Awestruck by Bethriel’s beauty, Leif takes her hand in his, kisses it, and then looks up at her with his big brown eyes. “Please, allow me to be of assistance in any way I can.”
Bethriel raises and eyebrow, pleased by the prospect of Leif’s pledging himself to her. “You’re too kind,” she insists.
Rising back up, Leif takes a bow. “The pleasure is all mine, chérie.”
Rolling my eyes, I urge Leif to hurry it up. “Come on,” I begin, “let’s go find Lisette and get out of here.”
“I thought she’d be here with you,” Leif says.
“You mean she wasn’t with you?”
“No,” he says in a worried voice. “If she had been, I’d have brought her along with me. I’m afraid I haven’t seen her.”
Bethriel lets out a disgruntled sigh and then says, “I think I know where she is. Follow me.”
Bethriel storms down the hall as if on a mission. Leif looks at me with a baffled expression on his face.
“Well, you heard the lady,” I say, motioning for him to and follow Bethriel.
“All right,” Leif replies, trailing after Bethriel. “Bu
t if this turns out to be a trap, I’m placing the blame entirely on you.”

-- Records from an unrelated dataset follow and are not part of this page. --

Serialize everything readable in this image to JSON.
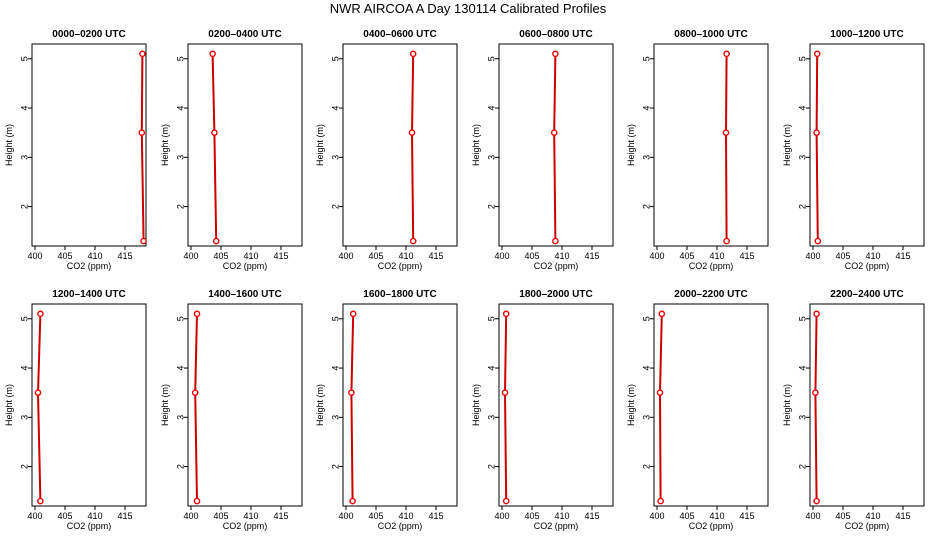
{
  "title": "NWR AIRCOA A  Day 130114  Calibrated Profiles",
  "chart_data": {
    "type": "line",
    "xlabel": "CO2 (ppm)",
    "ylabel": "Height (m)",
    "xlim": [
      399.5,
      418.5
    ],
    "ylim": [
      1.2,
      5.3
    ],
    "xticks": [
      400,
      405,
      410,
      415
    ],
    "yticks": [
      2,
      3,
      4,
      5
    ],
    "colors": {
      "line": "#cc0000",
      "point": "#e80000",
      "axis": "#000000"
    },
    "panels": [
      {
        "title": "0000–0200 UTC",
        "x": [
          418.1,
          417.8,
          417.9
        ],
        "y": [
          1.3,
          3.5,
          5.1
        ]
      },
      {
        "title": "0200–0400 UTC",
        "x": [
          404.2,
          403.9,
          403.6
        ],
        "y": [
          1.3,
          3.5,
          5.1
        ]
      },
      {
        "title": "0400–0600 UTC",
        "x": [
          411.2,
          411.0,
          411.2
        ],
        "y": [
          1.3,
          3.5,
          5.1
        ]
      },
      {
        "title": "0600–0800 UTC",
        "x": [
          408.9,
          408.7,
          408.9
        ],
        "y": [
          1.3,
          3.5,
          5.1
        ]
      },
      {
        "title": "0800–1000 UTC",
        "x": [
          411.6,
          411.5,
          411.6
        ],
        "y": [
          1.3,
          3.5,
          5.1
        ]
      },
      {
        "title": "1000–1200 UTC",
        "x": [
          400.8,
          400.6,
          400.7
        ],
        "y": [
          1.3,
          3.5,
          5.1
        ]
      },
      {
        "title": "1200–1400 UTC",
        "x": [
          400.9,
          400.5,
          400.9
        ],
        "y": [
          1.3,
          3.5,
          5.1
        ]
      },
      {
        "title": "1400–1600 UTC",
        "x": [
          401.0,
          400.7,
          401.0
        ],
        "y": [
          1.3,
          3.5,
          5.1
        ]
      },
      {
        "title": "1600–1800 UTC",
        "x": [
          401.1,
          400.9,
          401.2
        ],
        "y": [
          1.3,
          3.5,
          5.1
        ]
      },
      {
        "title": "1800–2000 UTC",
        "x": [
          400.7,
          400.5,
          400.7
        ],
        "y": [
          1.3,
          3.5,
          5.1
        ]
      },
      {
        "title": "2000–2200 UTC",
        "x": [
          400.6,
          400.5,
          400.8
        ],
        "y": [
          1.3,
          3.5,
          5.1
        ]
      },
      {
        "title": "2200–2400 UTC",
        "x": [
          400.6,
          400.4,
          400.6
        ],
        "y": [
          1.3,
          3.5,
          5.1
        ]
      }
    ]
  }
}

As we trail behind Bethriel, I vow to myself that once we find Lisette, somehow, some way, we will figure out how to stop Dragoron from unleashing hell on the realms, and prevent the destruction of Valandra.
28
Arriving at the main entrance to the dungeon, we sneak up on two palace knights standing guard. With a sturdy knock to the base of their skulls, Leif and I render them unconscious. Before anyone can detect our presence, we drag them back into the dark mouth of the dungeon entrance. Safely out of sight, we quickly strip them of their armor and then put it on. Our plan is to disguise ourselves as palace guards and escort Bethriel through the palace as our prisoner without drawing any attention.

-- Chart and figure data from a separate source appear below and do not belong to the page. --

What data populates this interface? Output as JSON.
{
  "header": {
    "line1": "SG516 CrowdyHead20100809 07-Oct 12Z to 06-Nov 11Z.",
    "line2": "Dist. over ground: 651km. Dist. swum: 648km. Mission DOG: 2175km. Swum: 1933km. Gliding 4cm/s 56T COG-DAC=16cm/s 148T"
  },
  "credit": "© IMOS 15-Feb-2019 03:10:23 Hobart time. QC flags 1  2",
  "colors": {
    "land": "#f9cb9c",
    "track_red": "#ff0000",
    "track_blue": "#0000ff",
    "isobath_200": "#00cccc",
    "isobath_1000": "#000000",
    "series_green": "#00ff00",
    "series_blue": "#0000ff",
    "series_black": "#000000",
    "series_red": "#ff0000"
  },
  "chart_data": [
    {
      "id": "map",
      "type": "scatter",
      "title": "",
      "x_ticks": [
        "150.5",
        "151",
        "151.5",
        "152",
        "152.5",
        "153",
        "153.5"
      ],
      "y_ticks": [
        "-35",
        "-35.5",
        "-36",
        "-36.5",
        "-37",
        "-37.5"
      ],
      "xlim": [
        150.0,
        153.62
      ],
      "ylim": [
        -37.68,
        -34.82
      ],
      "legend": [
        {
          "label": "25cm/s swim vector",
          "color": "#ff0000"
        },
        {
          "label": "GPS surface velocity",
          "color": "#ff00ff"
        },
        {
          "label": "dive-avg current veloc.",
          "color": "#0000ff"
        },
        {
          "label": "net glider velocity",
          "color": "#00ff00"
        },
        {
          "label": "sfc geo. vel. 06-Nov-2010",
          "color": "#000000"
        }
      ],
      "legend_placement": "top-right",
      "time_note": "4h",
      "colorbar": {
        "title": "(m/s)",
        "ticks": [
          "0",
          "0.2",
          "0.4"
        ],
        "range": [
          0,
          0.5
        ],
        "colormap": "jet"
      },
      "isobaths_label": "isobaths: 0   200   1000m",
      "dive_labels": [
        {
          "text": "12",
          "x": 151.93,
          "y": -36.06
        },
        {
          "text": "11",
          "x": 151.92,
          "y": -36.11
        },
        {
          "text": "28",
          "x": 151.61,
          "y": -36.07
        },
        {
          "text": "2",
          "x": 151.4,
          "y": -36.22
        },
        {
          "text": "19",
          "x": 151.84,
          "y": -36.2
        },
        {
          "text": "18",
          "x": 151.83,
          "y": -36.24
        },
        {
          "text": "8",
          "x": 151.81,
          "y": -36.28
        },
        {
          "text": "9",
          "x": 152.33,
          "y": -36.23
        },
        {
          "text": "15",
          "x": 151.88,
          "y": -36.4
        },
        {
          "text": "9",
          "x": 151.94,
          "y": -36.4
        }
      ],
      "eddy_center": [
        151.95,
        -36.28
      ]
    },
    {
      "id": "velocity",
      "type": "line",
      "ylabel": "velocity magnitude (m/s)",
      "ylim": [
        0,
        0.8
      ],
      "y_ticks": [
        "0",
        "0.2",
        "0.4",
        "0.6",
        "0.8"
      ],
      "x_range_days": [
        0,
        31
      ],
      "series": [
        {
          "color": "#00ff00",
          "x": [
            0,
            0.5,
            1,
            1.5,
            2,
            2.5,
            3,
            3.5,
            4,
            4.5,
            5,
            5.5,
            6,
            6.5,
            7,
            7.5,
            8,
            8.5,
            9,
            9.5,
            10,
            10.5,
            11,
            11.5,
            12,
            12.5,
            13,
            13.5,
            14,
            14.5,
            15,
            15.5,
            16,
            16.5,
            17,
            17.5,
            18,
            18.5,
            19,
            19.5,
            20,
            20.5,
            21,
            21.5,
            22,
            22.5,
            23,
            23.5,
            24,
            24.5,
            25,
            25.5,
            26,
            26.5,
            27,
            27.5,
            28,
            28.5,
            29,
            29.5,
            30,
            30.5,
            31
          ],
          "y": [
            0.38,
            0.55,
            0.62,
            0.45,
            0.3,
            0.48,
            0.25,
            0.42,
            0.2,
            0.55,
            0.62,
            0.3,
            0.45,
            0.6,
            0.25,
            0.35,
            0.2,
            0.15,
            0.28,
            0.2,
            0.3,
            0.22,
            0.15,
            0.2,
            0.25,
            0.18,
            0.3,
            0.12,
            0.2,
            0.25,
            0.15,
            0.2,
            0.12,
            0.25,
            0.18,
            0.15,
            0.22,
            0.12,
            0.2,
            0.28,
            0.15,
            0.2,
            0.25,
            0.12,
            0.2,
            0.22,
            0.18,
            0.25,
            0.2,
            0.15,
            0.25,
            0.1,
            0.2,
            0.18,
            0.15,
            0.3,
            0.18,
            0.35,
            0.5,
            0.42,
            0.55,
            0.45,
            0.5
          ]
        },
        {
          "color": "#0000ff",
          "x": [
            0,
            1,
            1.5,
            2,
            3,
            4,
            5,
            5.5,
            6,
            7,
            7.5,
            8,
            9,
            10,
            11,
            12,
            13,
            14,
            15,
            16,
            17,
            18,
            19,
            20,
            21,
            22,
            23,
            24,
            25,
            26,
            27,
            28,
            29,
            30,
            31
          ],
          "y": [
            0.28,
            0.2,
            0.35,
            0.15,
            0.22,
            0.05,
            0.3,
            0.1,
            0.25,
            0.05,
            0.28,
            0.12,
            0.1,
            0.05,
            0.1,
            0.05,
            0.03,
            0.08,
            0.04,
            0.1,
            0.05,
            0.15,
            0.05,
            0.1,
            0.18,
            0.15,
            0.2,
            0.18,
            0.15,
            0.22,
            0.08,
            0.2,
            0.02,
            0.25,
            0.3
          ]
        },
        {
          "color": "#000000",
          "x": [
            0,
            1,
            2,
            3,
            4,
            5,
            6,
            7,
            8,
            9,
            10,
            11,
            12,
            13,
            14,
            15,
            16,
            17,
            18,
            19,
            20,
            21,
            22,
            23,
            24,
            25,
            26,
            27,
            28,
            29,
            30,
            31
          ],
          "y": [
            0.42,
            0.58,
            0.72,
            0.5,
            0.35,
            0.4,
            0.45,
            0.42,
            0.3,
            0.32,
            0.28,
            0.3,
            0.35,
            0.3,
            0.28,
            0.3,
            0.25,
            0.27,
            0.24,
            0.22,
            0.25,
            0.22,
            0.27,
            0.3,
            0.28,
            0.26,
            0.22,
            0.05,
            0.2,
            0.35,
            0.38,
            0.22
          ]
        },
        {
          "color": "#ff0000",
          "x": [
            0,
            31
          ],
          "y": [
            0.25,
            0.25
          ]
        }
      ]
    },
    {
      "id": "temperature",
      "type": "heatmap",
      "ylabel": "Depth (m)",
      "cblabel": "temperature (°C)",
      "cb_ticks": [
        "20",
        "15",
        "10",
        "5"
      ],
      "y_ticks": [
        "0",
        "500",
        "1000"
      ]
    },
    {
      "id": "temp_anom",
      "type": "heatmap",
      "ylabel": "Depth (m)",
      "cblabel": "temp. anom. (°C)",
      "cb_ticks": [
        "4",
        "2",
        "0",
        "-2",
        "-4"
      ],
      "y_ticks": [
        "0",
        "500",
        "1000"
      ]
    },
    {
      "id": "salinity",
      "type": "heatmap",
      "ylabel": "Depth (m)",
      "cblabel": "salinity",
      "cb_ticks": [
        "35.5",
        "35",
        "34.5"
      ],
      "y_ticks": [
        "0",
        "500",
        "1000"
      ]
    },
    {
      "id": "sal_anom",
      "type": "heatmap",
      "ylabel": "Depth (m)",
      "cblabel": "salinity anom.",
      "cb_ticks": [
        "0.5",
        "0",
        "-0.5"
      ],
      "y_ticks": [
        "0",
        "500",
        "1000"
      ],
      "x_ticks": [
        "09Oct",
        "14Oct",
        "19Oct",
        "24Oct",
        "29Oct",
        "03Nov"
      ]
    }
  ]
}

Unfortunately, at only nineteen, with short bobbed hair that accentuates her sharp jaw line and aquiline nose, and a slenderness most men find attractive, Lisette is cursed to be a little too pretty for the dungeon, and has caught the eye of Lord Dragoron Zoriel of Koroth. According to Bethriel, he has an unhealthy fondness for petite, young women.
The way Bethriel tells it, Dragoron is the one behind the recent attacks. Which is why she’s agreed to accompany us and help rescue Lisette.

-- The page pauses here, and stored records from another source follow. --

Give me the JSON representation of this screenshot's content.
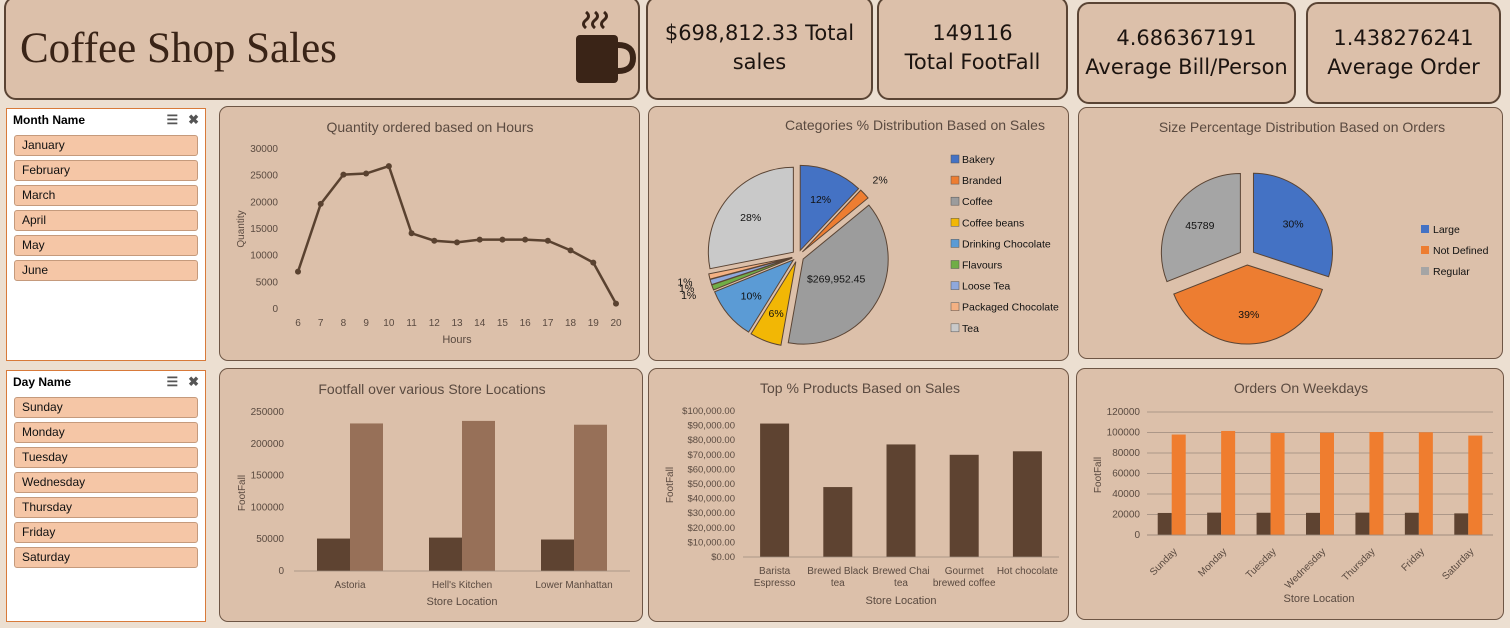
{
  "header": {
    "title": "Coffee Shop Sales"
  },
  "kpis": [
    {
      "line1": "$698,812.33 Total",
      "line2": "sales"
    },
    {
      "line1": "149116",
      "line2": "Total FootFall"
    },
    {
      "line1": "4.686367191",
      "line2": "Average Bill/Person"
    },
    {
      "line1": "1.438276241",
      "line2": "Average Order"
    }
  ],
  "slicers": {
    "month": {
      "title": "Month Name",
      "items": [
        "January",
        "February",
        "March",
        "April",
        "May",
        "June"
      ]
    },
    "day": {
      "title": "Day Name",
      "items": [
        "Sunday",
        "Monday",
        "Tuesday",
        "Wednesday",
        "Thursday",
        "Friday",
        "Saturday"
      ]
    }
  },
  "colors": {
    "brown_dark": "#5e4331",
    "brown_light": "#977058",
    "orange": "#ef7d2f",
    "line": "#5a4230"
  },
  "chart_data": [
    {
      "type": "line",
      "title": "Quantity ordered based on Hours",
      "xlabel": "Hours",
      "ylabel": "Quantity",
      "x": [
        6,
        7,
        8,
        9,
        10,
        11,
        12,
        13,
        14,
        15,
        16,
        17,
        18,
        19,
        20
      ],
      "values": [
        7000,
        19700,
        25200,
        25400,
        26800,
        14200,
        12800,
        12500,
        13000,
        13000,
        13000,
        12800,
        11000,
        8700,
        1000
      ],
      "ylim": [
        0,
        30000
      ],
      "yticks": [
        "30000",
        "25000",
        "20000",
        "15000",
        "10000",
        "5000",
        "0"
      ]
    },
    {
      "type": "pie",
      "title": "Categories % Distribution Based on Sales",
      "legend": "right",
      "slices": [
        {
          "name": "Bakery",
          "value": 12,
          "label": "12%",
          "color": "#4472c4"
        },
        {
          "name": "Branded",
          "value": 2,
          "label": "2%",
          "color": "#ed7d31"
        },
        {
          "name": "Coffee",
          "value": 38.6,
          "label": "$269,952.45",
          "color": "#9c9c9c"
        },
        {
          "name": "Coffee beans",
          "value": 6,
          "label": "6%",
          "color": "#f2b705"
        },
        {
          "name": "Drinking Chocolate",
          "value": 10,
          "label": "10%",
          "color": "#5b9bd5"
        },
        {
          "name": "Flavours",
          "value": 1,
          "label": "1%",
          "color": "#70ad47"
        },
        {
          "name": "Loose Tea",
          "value": 1,
          "label": "1%",
          "color": "#8fa8dc"
        },
        {
          "name": "Packaged Chocolate",
          "value": 1,
          "label": "1%",
          "color": "#f4b183"
        },
        {
          "name": "Tea",
          "value": 28,
          "label": "28%",
          "color": "#c9c9c9"
        }
      ]
    },
    {
      "type": "pie",
      "title": "Size Percentage Distribution Based on Orders",
      "legend": "right",
      "slices": [
        {
          "name": "Large",
          "value": 30,
          "label": "30%",
          "color": "#4472c4"
        },
        {
          "name": "Not Defined",
          "value": 39,
          "label": "39%",
          "color": "#ed7d31"
        },
        {
          "name": "Regular",
          "value": 31,
          "label": "45789",
          "color": "#a5a5a5"
        }
      ]
    },
    {
      "type": "bar",
      "title": "Footfall over various Store Locations",
      "xlabel": "Store Location",
      "ylabel": "FootFall",
      "categories": [
        "Astoria",
        "Hell's Kitchen",
        "Lower Manhattan"
      ],
      "series": [
        {
          "values": [
            51000,
            52500,
            49500
          ]
        },
        {
          "values": [
            232000,
            236000,
            230000
          ]
        }
      ],
      "ylim": [
        0,
        250000
      ],
      "yticks": [
        "250000",
        "200000",
        "150000",
        "100000",
        "50000",
        "0"
      ]
    },
    {
      "type": "bar",
      "title": "Top % Products Based on Sales",
      "xlabel": "Store Location",
      "ylabel": "FootFall",
      "categories": [
        [
          "Barista",
          "Espresso"
        ],
        [
          "Brewed Black",
          "tea"
        ],
        [
          "Brewed Chai",
          "tea"
        ],
        [
          "Gourmet",
          "brewed coffee"
        ],
        [
          "Hot chocolate"
        ]
      ],
      "values": [
        91400,
        47900,
        77100,
        70000,
        72400
      ],
      "ylim": [
        0,
        100000
      ],
      "yticks": [
        "$100,000.00",
        "$90,000.00",
        "$80,000.00",
        "$70,000.00",
        "$60,000.00",
        "$50,000.00",
        "$40,000.00",
        "$30,000.00",
        "$20,000.00",
        "$10,000.00",
        "$0.00"
      ]
    },
    {
      "type": "bar",
      "title": "Orders On Weekdays",
      "xlabel": "Store Location",
      "ylabel": "FootFall",
      "categories": [
        "Sunday",
        "Monday",
        "Tuesday",
        "Wednesday",
        "Thursday",
        "Friday",
        "Saturday"
      ],
      "series": [
        {
          "values": [
            21500,
            21800,
            21700,
            21600,
            21800,
            21700,
            21100
          ]
        },
        {
          "values": [
            98000,
            101500,
            99500,
            99800,
            100500,
            100200,
            97000
          ]
        }
      ],
      "ylim": [
        0,
        120000
      ],
      "yticks": [
        "120000",
        "100000",
        "80000",
        "60000",
        "40000",
        "20000",
        "0"
      ]
    }
  ]
}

As we enter climb the stairs to the palace, Bethriel whispers to us. “Dragoron Zoriel is one of Dathrium’s long-time advisors, and a loyal friend. More importantly, though, he’s quite dangerous. As a tenth-level mage, he has the power to manipulate the dark arts. But the more you use the dark arts the more they corrupt you. And if the rumors I’ve heard are true, Dragoron has been corrupted by the darkness for a long time.”
“Exactly how dangerous is this guy?” Leif asks, his curiosity getting the best of him.
“Let’s just say he has a rather sadistic streak and enjoys running his depraved experiments on prisoners. Last week, at a banquet celebrating the unification treaty, he swapped the consciousness of a thief and a rat, and then set the palace cat on it for the amusement of all the guests.”